VictoriaLogs is GA - Try it out now!

How vmstorage Processes Data: Retention, Merging, Deduplication,...

by Phuong Le on Dec 31, 2024 12 Minutes Read

This piece is part of our ongoing VictoriaMetrics series where we break down how different components of the system do their thing:

  1. How VictoriaMetrics Agent (vmagent) Works
  2. How vmstorage Handles Data Ingestion
  3. How vmstorage Processes Data: Retention, Merging, Deduplication,… (We’re here)
  4. When Metrics Meet vminsert: A Data-Delivery Story
  5. How vmstorage’s IndexDB Works
  6. How vmstorage Handles Query Requests From vmselect

We already know how vmstorage handles data ingestion from vminsert in the previous article, turning them into what we call “raw-row shards” in memory. However, they’re not searchable yet.

If you’ve forgotten the details, there’s no need to reread the article — here’s the summary:

How vmstorage handles data ingestion

How vmstorage handles data ingestion

To be queryable, vmstorage flushes the raw-row shards data into what’s called “LSM parts”, starting with in-memory parts.

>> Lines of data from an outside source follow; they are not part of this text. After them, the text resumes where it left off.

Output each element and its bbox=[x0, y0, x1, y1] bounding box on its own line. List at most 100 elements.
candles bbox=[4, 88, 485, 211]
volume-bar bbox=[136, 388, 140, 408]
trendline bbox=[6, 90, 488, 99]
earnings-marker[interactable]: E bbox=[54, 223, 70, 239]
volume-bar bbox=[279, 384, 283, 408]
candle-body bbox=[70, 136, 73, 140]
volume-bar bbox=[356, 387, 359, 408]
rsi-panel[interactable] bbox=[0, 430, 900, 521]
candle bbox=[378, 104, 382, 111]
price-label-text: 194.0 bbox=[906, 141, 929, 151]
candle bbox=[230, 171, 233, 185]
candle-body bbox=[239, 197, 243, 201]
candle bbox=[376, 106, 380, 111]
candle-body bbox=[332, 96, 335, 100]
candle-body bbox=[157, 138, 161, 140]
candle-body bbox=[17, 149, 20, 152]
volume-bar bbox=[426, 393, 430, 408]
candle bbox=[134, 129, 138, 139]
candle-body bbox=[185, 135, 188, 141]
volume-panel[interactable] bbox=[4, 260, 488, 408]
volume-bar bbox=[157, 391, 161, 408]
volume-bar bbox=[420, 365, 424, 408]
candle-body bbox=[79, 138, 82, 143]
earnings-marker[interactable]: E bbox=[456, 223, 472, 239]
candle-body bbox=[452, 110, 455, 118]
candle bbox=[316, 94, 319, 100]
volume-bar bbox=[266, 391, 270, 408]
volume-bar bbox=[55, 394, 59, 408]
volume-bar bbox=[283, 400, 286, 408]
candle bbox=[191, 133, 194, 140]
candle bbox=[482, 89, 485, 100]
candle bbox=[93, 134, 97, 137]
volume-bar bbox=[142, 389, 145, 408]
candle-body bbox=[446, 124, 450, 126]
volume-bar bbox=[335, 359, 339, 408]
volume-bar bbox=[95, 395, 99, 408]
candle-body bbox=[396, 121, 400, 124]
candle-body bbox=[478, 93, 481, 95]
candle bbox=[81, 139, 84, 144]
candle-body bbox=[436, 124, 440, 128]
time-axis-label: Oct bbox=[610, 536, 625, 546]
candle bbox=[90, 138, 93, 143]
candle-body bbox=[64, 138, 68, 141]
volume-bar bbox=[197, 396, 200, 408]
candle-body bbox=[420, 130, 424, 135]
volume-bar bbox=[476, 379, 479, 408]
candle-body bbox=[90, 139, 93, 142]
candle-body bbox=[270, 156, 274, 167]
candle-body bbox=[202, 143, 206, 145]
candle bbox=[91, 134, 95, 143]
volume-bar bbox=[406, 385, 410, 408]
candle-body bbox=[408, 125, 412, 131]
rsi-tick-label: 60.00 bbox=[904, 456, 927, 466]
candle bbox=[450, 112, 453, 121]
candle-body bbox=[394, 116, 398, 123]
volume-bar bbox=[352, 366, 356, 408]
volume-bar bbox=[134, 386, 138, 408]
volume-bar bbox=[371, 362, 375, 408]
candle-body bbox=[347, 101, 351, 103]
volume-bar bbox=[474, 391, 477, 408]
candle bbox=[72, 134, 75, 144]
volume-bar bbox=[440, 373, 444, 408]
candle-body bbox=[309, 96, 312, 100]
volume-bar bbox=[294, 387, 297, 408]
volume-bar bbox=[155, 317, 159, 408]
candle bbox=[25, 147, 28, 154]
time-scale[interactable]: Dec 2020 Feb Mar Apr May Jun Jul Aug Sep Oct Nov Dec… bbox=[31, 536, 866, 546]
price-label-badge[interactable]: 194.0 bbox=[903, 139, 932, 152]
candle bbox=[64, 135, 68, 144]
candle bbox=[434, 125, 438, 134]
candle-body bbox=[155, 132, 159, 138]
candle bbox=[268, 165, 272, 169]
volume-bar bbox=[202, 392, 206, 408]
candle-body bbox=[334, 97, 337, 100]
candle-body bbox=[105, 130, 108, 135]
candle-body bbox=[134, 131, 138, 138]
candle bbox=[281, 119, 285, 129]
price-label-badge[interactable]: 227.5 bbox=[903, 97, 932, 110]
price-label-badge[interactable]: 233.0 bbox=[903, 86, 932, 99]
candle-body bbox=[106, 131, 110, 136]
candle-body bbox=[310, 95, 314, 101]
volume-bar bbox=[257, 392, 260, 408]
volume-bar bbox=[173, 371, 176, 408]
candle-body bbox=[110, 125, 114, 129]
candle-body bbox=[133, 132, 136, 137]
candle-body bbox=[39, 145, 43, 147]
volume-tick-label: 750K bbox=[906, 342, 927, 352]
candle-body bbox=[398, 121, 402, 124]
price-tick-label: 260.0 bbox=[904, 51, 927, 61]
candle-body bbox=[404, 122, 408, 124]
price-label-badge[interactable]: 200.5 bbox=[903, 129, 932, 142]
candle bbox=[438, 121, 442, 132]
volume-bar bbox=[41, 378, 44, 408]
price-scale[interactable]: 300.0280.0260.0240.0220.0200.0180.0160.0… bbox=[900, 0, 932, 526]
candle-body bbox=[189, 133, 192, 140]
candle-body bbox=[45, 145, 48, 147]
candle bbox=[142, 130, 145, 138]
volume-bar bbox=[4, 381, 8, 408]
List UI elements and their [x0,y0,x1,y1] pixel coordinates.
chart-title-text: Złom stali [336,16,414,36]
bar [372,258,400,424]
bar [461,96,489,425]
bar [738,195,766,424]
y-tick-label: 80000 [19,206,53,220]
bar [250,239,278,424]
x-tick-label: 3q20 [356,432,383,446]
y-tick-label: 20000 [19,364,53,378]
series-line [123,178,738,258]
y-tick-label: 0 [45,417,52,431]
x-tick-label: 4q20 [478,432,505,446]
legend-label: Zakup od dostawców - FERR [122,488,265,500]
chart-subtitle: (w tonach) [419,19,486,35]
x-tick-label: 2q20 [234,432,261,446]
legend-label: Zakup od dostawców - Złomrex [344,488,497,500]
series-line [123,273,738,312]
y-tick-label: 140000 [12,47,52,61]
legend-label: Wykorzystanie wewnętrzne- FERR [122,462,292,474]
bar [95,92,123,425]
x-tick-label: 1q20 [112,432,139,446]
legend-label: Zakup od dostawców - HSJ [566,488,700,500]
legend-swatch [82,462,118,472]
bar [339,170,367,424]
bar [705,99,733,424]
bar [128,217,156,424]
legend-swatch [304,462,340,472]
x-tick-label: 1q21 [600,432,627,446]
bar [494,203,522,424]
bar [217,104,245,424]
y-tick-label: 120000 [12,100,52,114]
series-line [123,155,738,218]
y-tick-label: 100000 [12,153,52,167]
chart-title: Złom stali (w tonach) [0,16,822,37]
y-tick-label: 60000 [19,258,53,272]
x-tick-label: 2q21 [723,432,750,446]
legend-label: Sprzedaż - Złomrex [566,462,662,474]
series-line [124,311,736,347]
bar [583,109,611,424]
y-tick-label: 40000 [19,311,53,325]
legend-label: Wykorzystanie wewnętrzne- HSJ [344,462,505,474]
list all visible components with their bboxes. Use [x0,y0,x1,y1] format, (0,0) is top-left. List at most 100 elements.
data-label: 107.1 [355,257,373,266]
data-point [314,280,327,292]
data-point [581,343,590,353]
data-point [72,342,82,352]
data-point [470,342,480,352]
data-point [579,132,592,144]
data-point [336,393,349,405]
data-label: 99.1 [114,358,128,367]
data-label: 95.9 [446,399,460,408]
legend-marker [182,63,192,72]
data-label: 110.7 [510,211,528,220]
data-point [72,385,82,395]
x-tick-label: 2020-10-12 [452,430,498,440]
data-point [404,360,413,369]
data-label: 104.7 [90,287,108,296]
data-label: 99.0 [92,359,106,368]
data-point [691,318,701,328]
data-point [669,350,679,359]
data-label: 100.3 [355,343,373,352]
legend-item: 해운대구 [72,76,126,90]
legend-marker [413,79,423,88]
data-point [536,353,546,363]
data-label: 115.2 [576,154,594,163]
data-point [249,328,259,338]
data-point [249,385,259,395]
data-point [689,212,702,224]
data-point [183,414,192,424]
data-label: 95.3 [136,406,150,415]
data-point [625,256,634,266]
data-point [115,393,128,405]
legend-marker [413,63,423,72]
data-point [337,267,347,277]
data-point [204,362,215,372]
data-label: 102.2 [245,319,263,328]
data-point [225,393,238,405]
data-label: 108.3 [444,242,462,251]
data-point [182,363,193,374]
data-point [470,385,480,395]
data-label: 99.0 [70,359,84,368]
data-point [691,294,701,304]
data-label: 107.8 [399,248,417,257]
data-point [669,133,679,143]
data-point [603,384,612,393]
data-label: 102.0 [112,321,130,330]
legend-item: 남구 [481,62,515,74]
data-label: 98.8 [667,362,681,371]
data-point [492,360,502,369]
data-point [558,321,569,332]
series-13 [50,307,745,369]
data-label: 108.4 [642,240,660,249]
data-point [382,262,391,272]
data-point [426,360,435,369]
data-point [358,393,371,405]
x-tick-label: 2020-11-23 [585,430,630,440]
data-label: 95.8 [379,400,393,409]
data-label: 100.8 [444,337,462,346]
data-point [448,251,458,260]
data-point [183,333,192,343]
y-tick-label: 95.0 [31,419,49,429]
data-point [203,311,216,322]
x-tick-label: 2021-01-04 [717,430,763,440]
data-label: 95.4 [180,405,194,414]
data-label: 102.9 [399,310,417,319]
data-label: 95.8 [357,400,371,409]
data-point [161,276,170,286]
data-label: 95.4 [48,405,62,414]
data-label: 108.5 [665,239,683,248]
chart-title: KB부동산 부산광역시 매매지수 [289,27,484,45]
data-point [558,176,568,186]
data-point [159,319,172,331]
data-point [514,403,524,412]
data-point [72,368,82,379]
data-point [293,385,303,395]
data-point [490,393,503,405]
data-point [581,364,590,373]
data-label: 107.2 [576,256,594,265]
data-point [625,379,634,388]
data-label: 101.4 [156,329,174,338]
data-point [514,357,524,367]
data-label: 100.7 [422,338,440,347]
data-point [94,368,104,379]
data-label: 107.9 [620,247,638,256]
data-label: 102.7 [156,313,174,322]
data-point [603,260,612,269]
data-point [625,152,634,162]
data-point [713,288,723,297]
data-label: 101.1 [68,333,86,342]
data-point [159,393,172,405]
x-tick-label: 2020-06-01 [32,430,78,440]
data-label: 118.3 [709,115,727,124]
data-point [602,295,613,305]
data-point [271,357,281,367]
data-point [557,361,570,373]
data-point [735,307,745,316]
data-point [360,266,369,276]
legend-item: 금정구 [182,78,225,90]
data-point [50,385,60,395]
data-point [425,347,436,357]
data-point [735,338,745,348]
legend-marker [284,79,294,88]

How Data Gets Written to Disk #

There are 2 situations that trigger the flushing process:

  1. Size-based flush: When the buffer size hits a threshold, probably around 120 MB (15x the size of a shard), the pending series gets flushed.
  2. Time-based flush: If more than 2 seconds have passed since the last flush, the system automatically flushes both the pending series and raw-row shards, this happens periodically.
Tip: Useful metrics

How many rows currently waiting to be flushed to an LSM part: vm_pending_rows{type="storage"}

When the flush happens, vmstorage goes through all the raw-row shards and collects those TSID rows into a buffer. This buffer will be sorted by TSID and timestamp, grouped into blocks and those blocks are separated by TSID:

LSM part contains multiple blocks

LSM part contains multiple blocks

That means the same metrics (e.g. http_requests_total{method="GET",status="200"}) with different timestamps and values go into the same block in a part. Each block can hold up to 8,192 rows, if it’s larger than that, it will be split into multiple blocks even with the same TSID.

Types of LSM Parts #

Each partition, which covers one month of data, organizes its data into 3 types of LSM parts:

  • In-memory part: This is where data from raw-row shards lands after the first flush. At this point, your metrics become searchable and can be queried.
  • Small part: Slightly larger than in-memory parts, these are stored on persistent disk ({-storageDataPath}/data/small folder).
  • Big part: The largest of the parts, also stored on disk (usually in the {-storageDataPath}/data/big folder).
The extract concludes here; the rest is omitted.